Correlation Between Canadian National and Metro
Can any of the company-specific risk be diversified away by investing in both Canadian National and Metro at the same time? Although using a correlation coefficient on its own may not help to predict future stock returns, this module helps to understand the diversifiable risk of combining Canadian National and Metro into the same portfolio, which is an essential part of the fundamental portfolio management process.
By analyzing existing cross correlation between Canadian National Railway and Metro Inc, you can compare the effects of market volatilities on Canadian National and Metro and check how they will diversify away market risk if combined in the same portfolio for a given time horizon. You can also utilize pair trading strategies of matching a long position in Canadian National with a short position of Metro. Check out your portfolio center. Please also check ongoing floating volatility patterns of Canadian National and Metro.
Diversification Opportunities for Canadian National and Metro
0.19 | Correlation Coefficient |
Average diversification
The 3 months correlation between Canadian and Metro is 0.19. Overlapping area represents the amount of risk that can be diversified away by holding Canadian National Railway and Metro Inc in the same portfolio, assuming nothing else is changed. The correlation between historical prices or returns on Metro Inc and Canadian National is a relative statistical measure of the degree to which these equity instruments tend to move together. The correlation coefficient measures the extent to which returns on Canadian National Railway are associated (or correlated) with Metro. Values of the correlation coefficient range from -1 to +1, where. The correlation of zero (0) is possible when the price movement of Metro Inc has no effect on the direction of Canadian National i.e., Canadian National and Metro go up and down completely randomly.

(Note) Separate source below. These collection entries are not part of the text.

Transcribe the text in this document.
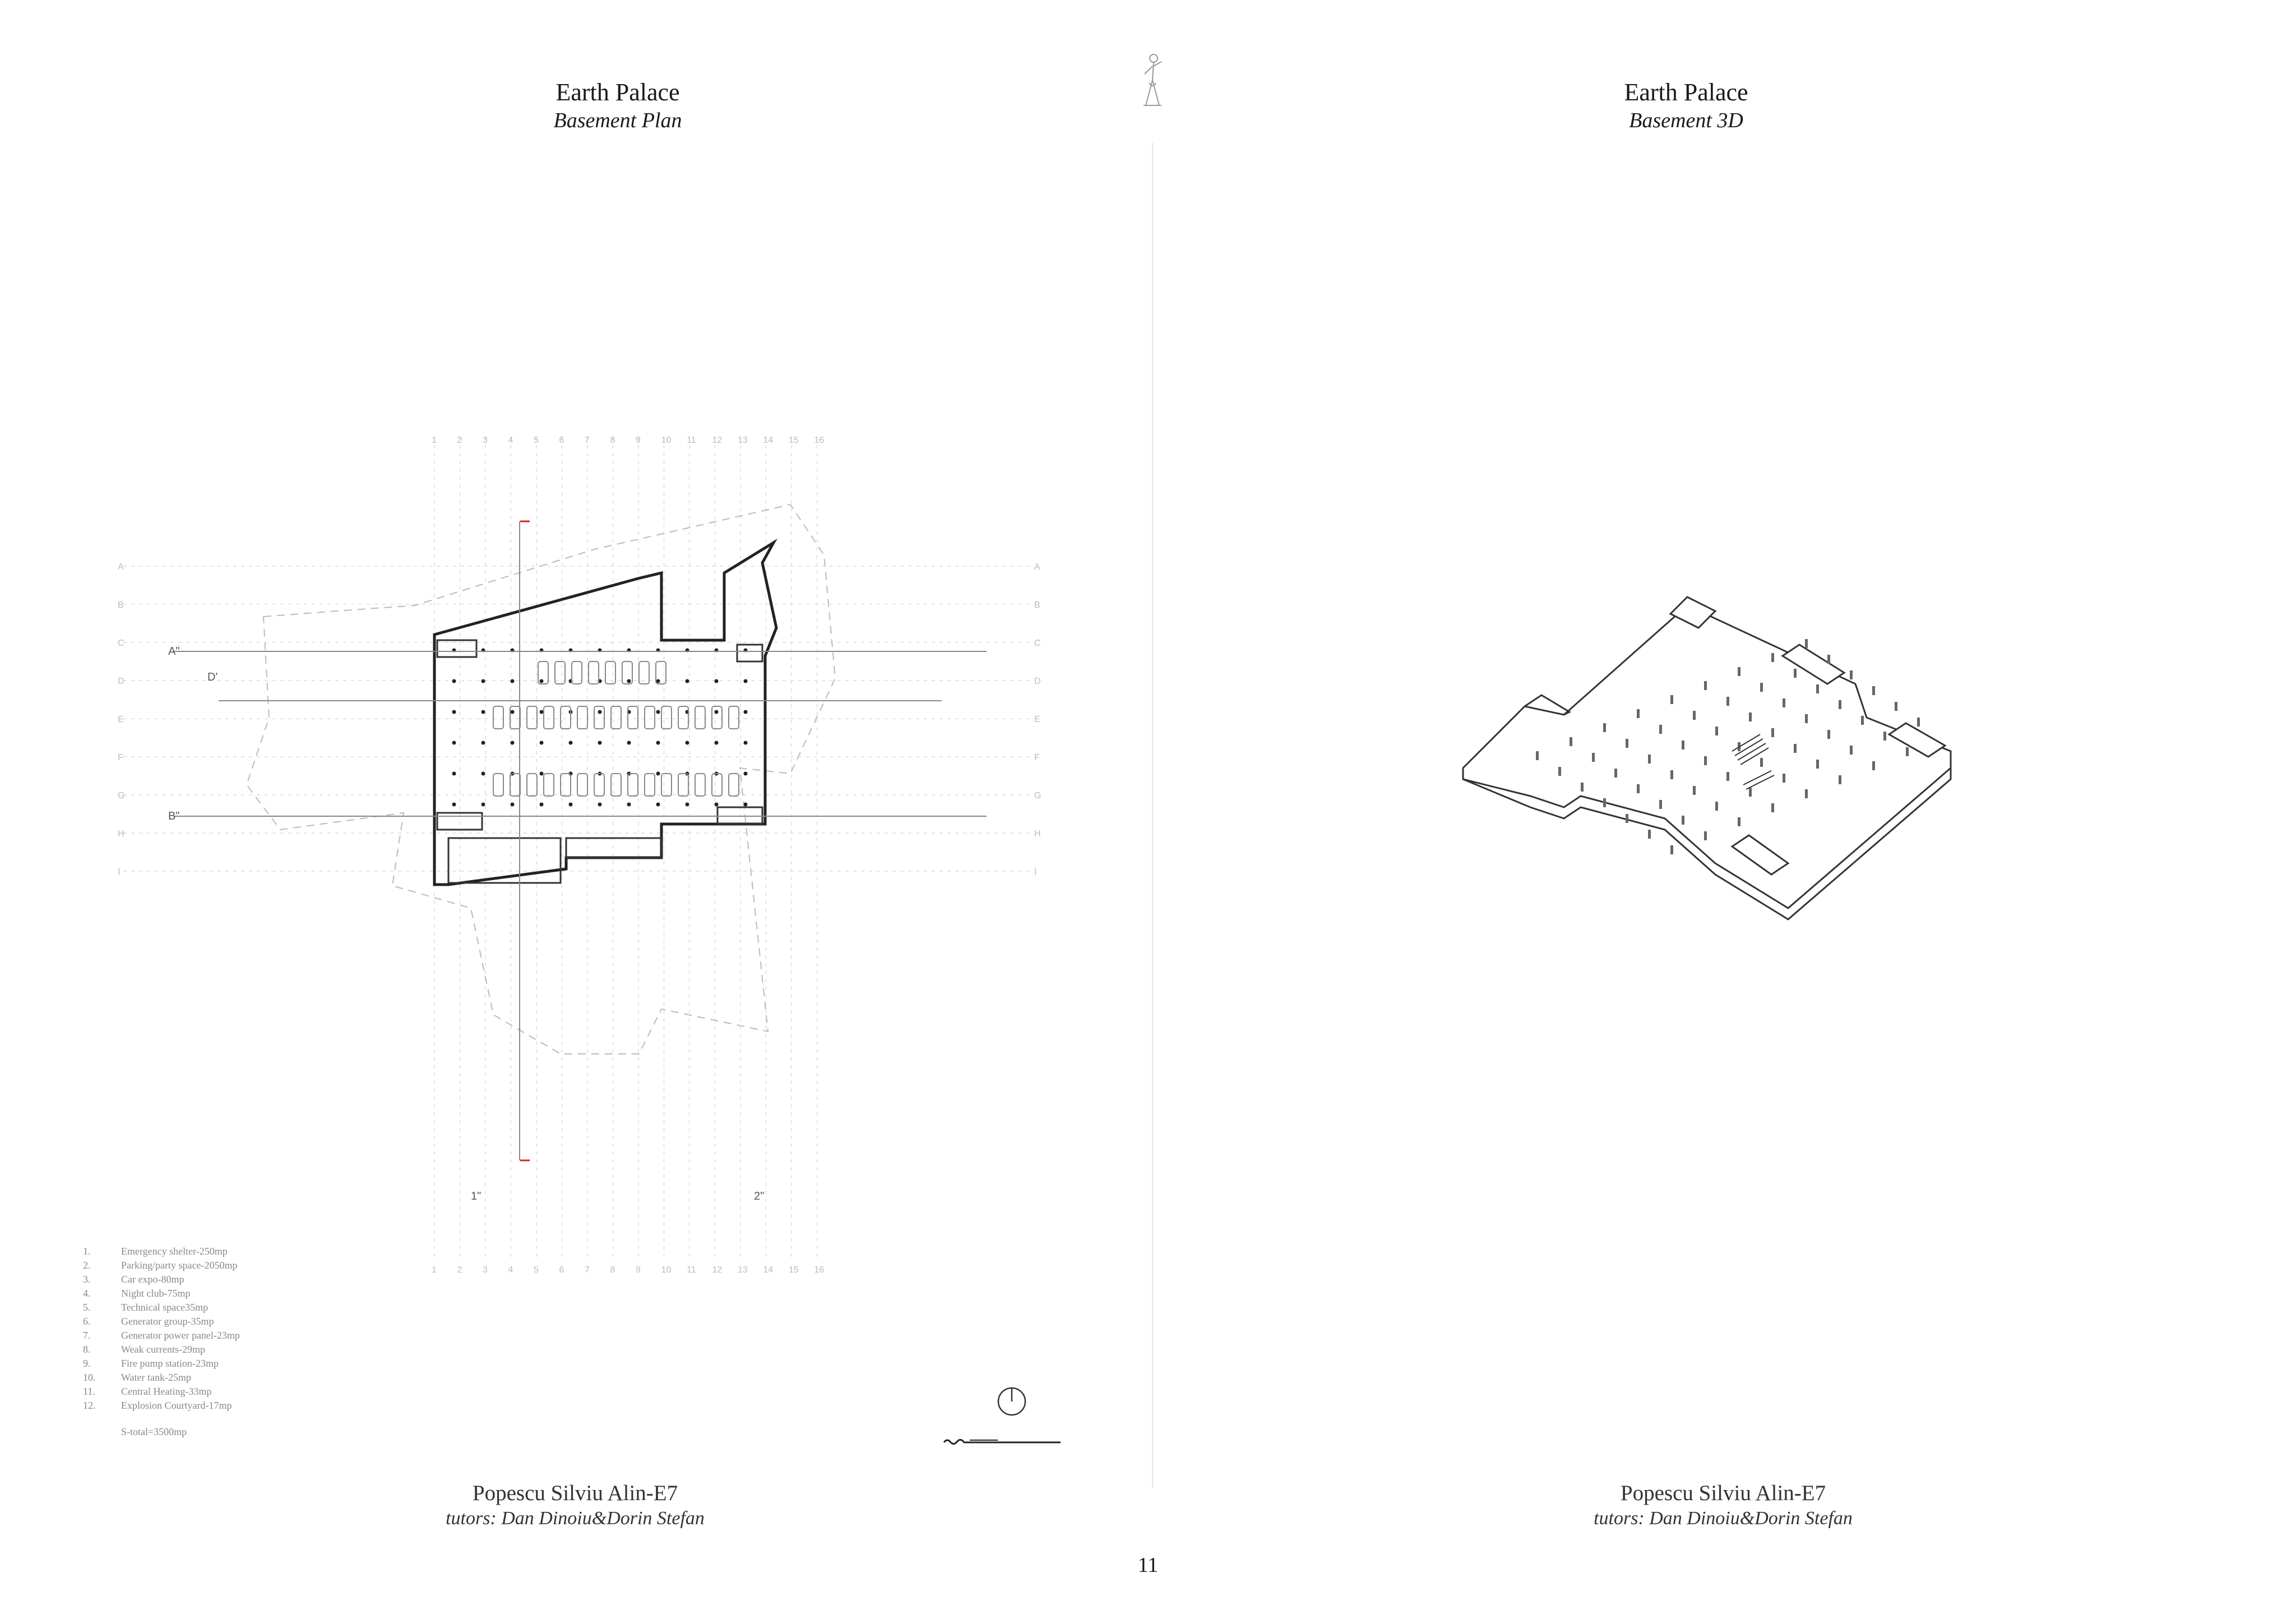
Earth Palace
Basement Plan
Earth Palace
Basement 3D
1
1
2
2
3
3
4
4
5
5
6
6
7
7
8
8
9
9
10
10
11
11
12
12
13
13
14
14
15
15
16
16
A	A
B	B
C	C
D	D
E	E
F	F
G	G
H	H
I	I
A"
B"
D'
1"	2"
1.	Emergency shelter-250mp
2.	Parking/party space-2050mp
3.	Car expo-80mp
4.	Night club-75mp
5.	Technical space35mp
6.	Generator group-35mp
7.	Generator power panel-23mp
8.	Weak currents-29mp
9.	Fire pump station-23mp
10.	Water tank-25mp
11.	Central Heating-33mp
12.	Explosion Courtyard-17mp
S-total=3500mp
Popescu Silviu Alin-E7
tutors: Dan Dinoiu&Dorin Stefan
Popescu Silviu Alin-E7
tutors: Dan Dinoiu&Dorin Stefan
11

Pair Corralation between Canadian National and Metro
Assuming the 90 days trading horizon Canadian National Railway is expected to generate 1.3 times more return on investment than Metro. However, Canadian National is 1.3 times more volatile than Metro Inc. It trades about 0.02 of its potential returns per unit of risk. Metro Inc is currently generating about 0.03 per unit of risk. If you would invest 13,446 in Canadian National Railway on April 24, 2025 and sell it today you would earn a total of 210.00 from holding Canadian National Railway or generate 1.56% return on investment over 90 days.

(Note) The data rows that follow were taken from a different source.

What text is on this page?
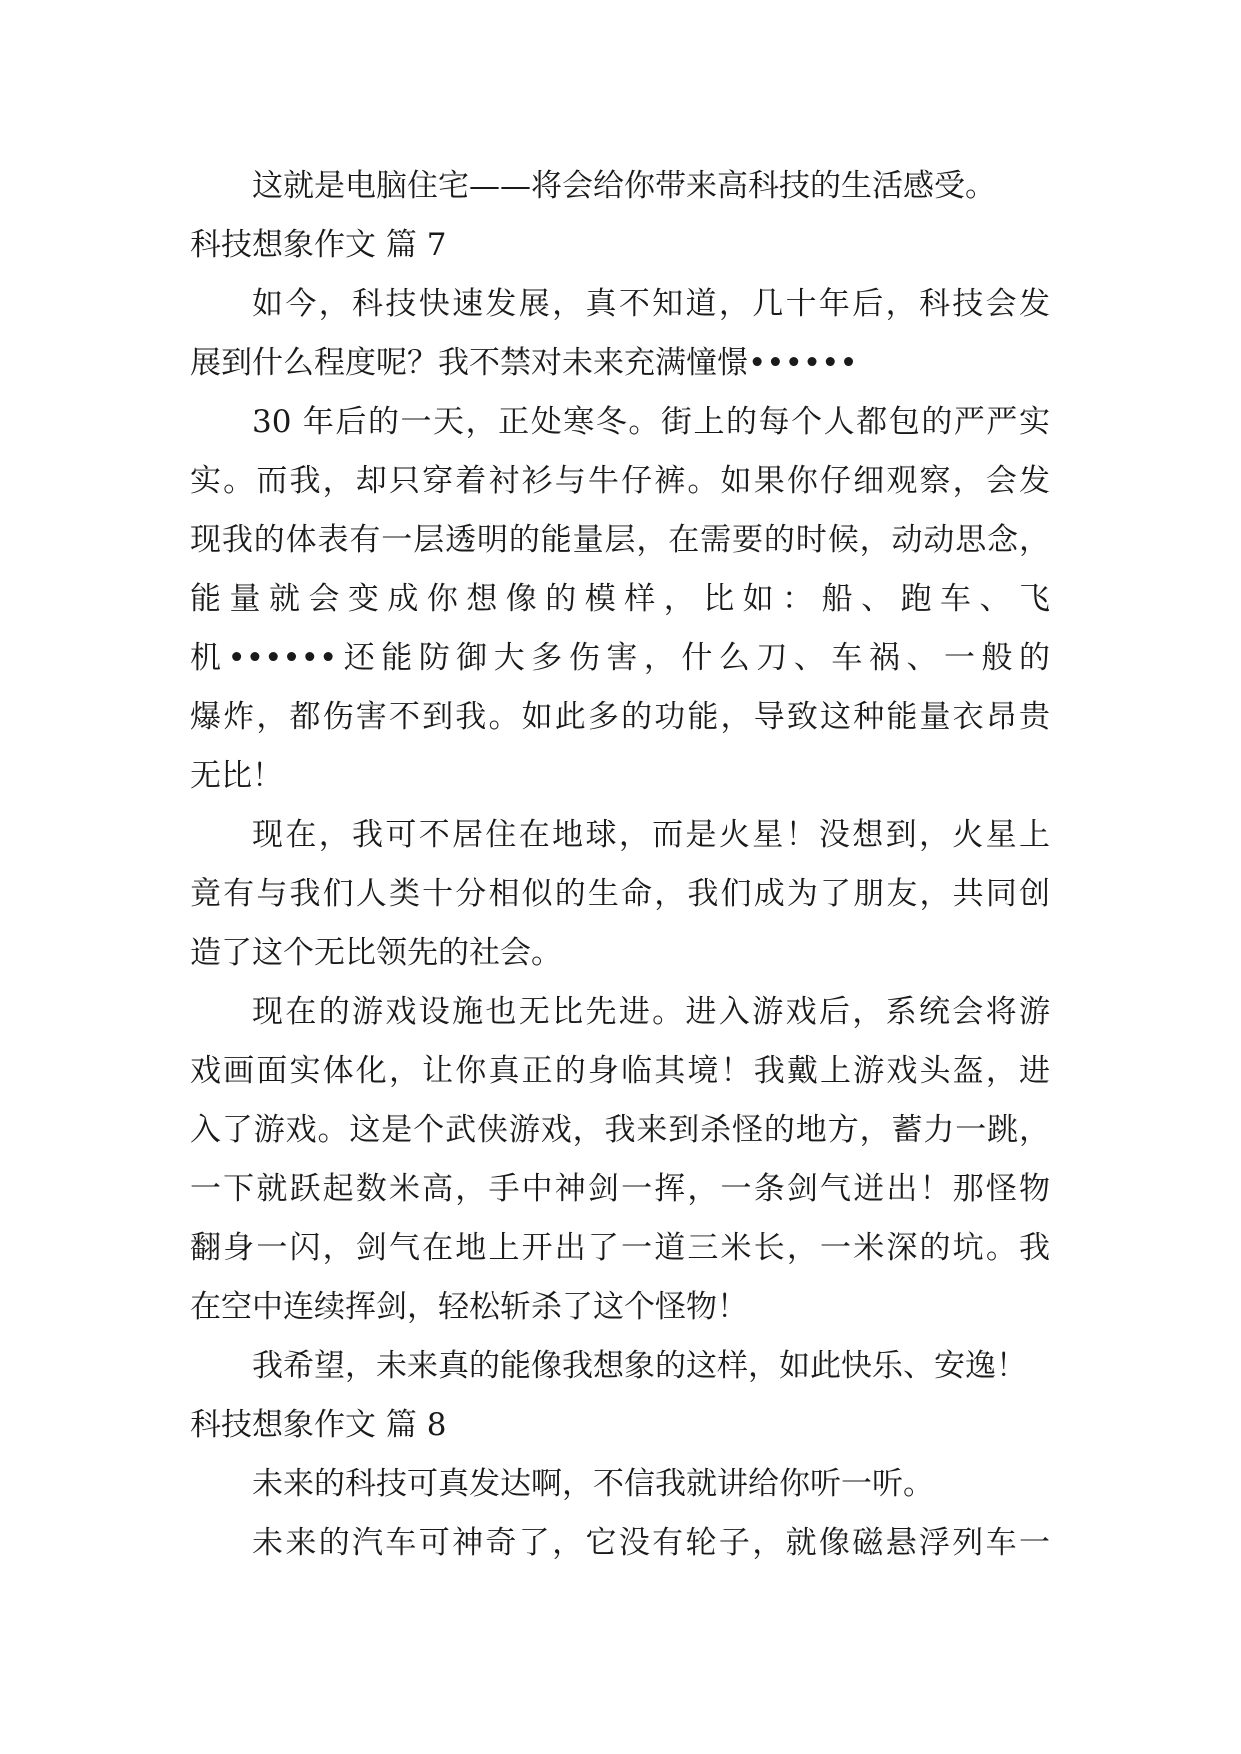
这就是电脑住宅——将会给你带来高科技的生活感受。
科技想象作文 篇 7
如今，科技快速发展，真不知道，几十年后，科技会发
展到什么程度呢？我不禁对未来充满憧憬••••••
30 年后的一天，正处寒冬。街上的每个人都包的严严实
实。而我，却只穿着衬衫与牛仔裤。如果你仔细观察，会发
现我的体表有一层透明的能量层，在需要的时候，动动思念，
能量就会变成你想像的模样，比如：船、跑车、飞
机••••••还能防御大多伤害，什么刀、车祸、一般的
爆炸，都伤害不到我。如此多的功能，导致这种能量衣昂贵
无比！
现在，我可不居住在地球，而是火星！没想到，火星上
竟有与我们人类十分相似的生命，我们成为了朋友，共同创
造了这个无比领先的社会。
现在的游戏设施也无比先进。进入游戏后，系统会将游
戏画面实体化，让你真正的身临其境！我戴上游戏头盔，进
入了游戏。这是个武侠游戏，我来到杀怪的地方，蓄力一跳，
一下就跃起数米高，手中神剑一挥，一条剑气迸出！那怪物
翻身一闪，剑气在地上开出了一道三米长，一米深的坑。我
在空中连续挥剑，轻松斩杀了这个怪物！
我希望，未来真的能像我想象的这样，如此快乐、安逸！
科技想象作文 篇 8
未来的科技可真发达啊，不信我就讲给你听一听。
未来的汽车可神奇了，它没有轮子，就像磁悬浮列车一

Time Period | 3 Months [change] |
Direction | Moves Together |
Strength | Insignificant |
Accuracy | 100.0% |
Values | Daily Returns |
Canadian National Railway vs. Metro Inc
Performance |
Timeline |
Canadian National Railway |
Metro Inc |
Canadian National and Metro Volatility Contrast
Predicted Return Density |
Returns |
Pair Trading with Canadian National and Metro
The main advantage of trading using opposite Canadian National and Metro positions is that it hedges away some unsystematic risk. Because of two separate transactions, even if Canadian National position performs unexpectedly, Metro can make up some of the losses. Pair trading also minimizes risk from directional movements in the market. For example, if an entire industry or sector drops because of unexpected headlines, the short position in Metro will offset losses from the drop in Metro's long position.Canadian National vs. Canadian Pacific Railway | Canadian National vs. Fortis Inc | Canadian National vs. BCE Inc | Canadian National vs. Telus Corp |
Metro vs. Loblaw Companies Limited | Metro vs. Saputo Inc | Metro vs. Empire Company Limited | Metro vs. Dollarama |
Check out your portfolio center.Note that this page's information should be used as a complementary analysis to find the right mix of equity instruments to add to your existing portfolios or create a brand new portfolio. You can also try the Premium Stories module to follow Macroaxis premium stories from verified contributors across different equity types, categories and coverage scope.